Philippe Meylan, promoteur et architecte du musée, ouvrant les hauts volets blancs de la maison de maître poursuit: «nous replacerons le mobilier comme lorsque la famille vivait ici.» Dans le salon, trône encore le piano où jouait la pianiste suisse Clara Haskil lorsqu'elle rendait visite aux Chaplin.

La visite prévue pour durer trois heures, permettra de pénétrer dans les pièces intimes de la maison Chaplin, comme celle du premier étage où le cinéaste est décédé.

Au coeur de la vaste cave voûtée, une «rue Hollywood» parsemée de réverbères recréera une ambiance années 20. Aujourd'hui, dans cet espace encore poussiéreux, on découvre sur le haut d'une étagère une boîte où est protégé un costume d'ange, vêtement imaginé par Chaplin pour l'une de ses filles.

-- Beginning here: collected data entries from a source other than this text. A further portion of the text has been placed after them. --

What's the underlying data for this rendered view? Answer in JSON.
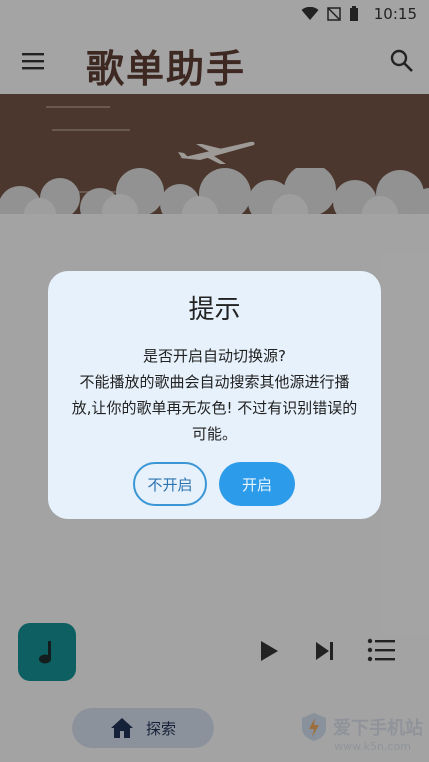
{
  "status_bar": {
    "time": "10:15"
  },
  "app_bar": {
    "title": "歌单助手"
  },
  "player": {
    "album_icon": "music-note-icon"
  },
  "bottom_nav": {
    "explore_label": "探索"
  },
  "watermark": {
    "text": "爱下手机站",
    "url_text": "www.k5n.com"
  },
  "dialog": {
    "title": "提示",
    "message_line1": "是否开启自动切换源?",
    "message_line2": "不能播放的歌曲会自动搜索其他源进行播",
    "message_line3": "放,让你的歌单再无灰色! 不过有识别错误的",
    "message_line4": "可能。",
    "cancel_label": "不开启",
    "confirm_label": "开启"
  },
  "colors": {
    "accent": "#2c9be9",
    "banner": "#6f5243",
    "title": "#5a3d33",
    "album": "#148c8f"
  }
}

Jusqu'à l'année dernière, la maison était encore habitée par les descendants de Chaplin.

«Je suis revenu y vivre il y a une quinzaine d'années à la mort de ma mère», raconte à l'AFP Michael, l'un des fils Chaplin qui s'est installé à Corsier avec cinq de ses sept enfants, à côté de son frère Eugène, lui-même père de cinq enfants.

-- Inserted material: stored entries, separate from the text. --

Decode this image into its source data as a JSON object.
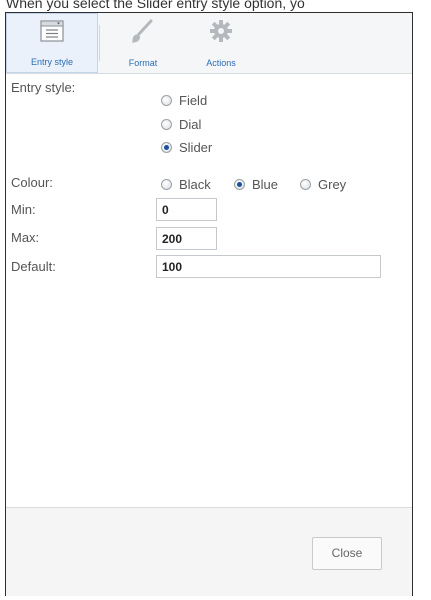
{
  "caption": "When you select the Slider entry style option, yo",
  "toolbar": {
    "entry_style": "Entry style",
    "format": "Format",
    "actions": "Actions"
  },
  "form": {
    "entry_style_label": "Entry style:",
    "entry_style_options": [
      "Field",
      "Dial",
      "Slider"
    ],
    "entry_style_selected": "Slider",
    "colour_label": "Colour:",
    "colour_options": [
      "Black",
      "Blue",
      "Grey"
    ],
    "colour_selected": "Blue",
    "min_label": "Min:",
    "min_value": "0",
    "max_label": "Max:",
    "max_value": "200",
    "default_label": "Default:",
    "default_value": "100"
  },
  "footer": {
    "close_label": "Close"
  },
  "icons": {
    "entry_style": "entry-style-icon",
    "format": "brush-icon",
    "actions": "gear-icon"
  },
  "colors": {
    "link": "#2a6db5",
    "radio_selected": "#1d4f9a"
  }
}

«Régulièrement des gens sonnaient à la porte pour visiter les lieux, se rappelle Michael. Ils venaient de Chine, d'Amérique du sud, d'Afrique, c'était extraordinaire de voir la célébrité universelle de mon père».

«Ca nous a donné l'idée d'en faire un musée, on avait la sensation qu'on leur devait ça», poursuit-il.

Trois des huit enfants de Charlie Chaplin étaient alors propriétaires de la maison, Eugène, Victoria et Michael. Mais l'entretien des lieux était onéreux, et la tentation grande de vendre la propriété au plus offrant. «Michael Jackson était très intéressé, il est venu plusieurs fois», raconte Philippe Meylan.

En 2001, c'est finalement une fondation qui sera constituée, dans l'idée de créer un musée. Les communes environnantes apportent leur soutien financier sous forme de prêts. L'ancien maire de Corsier-sur-Vevey, Michel Henry, est d'ailleurs l'un des membres de la Fondation.

Les autorités cantonales suisses devraient avaliser la vente aux investisseurs luxembourgeois début 2008. L'ouverture du musée est prévue fin 2009.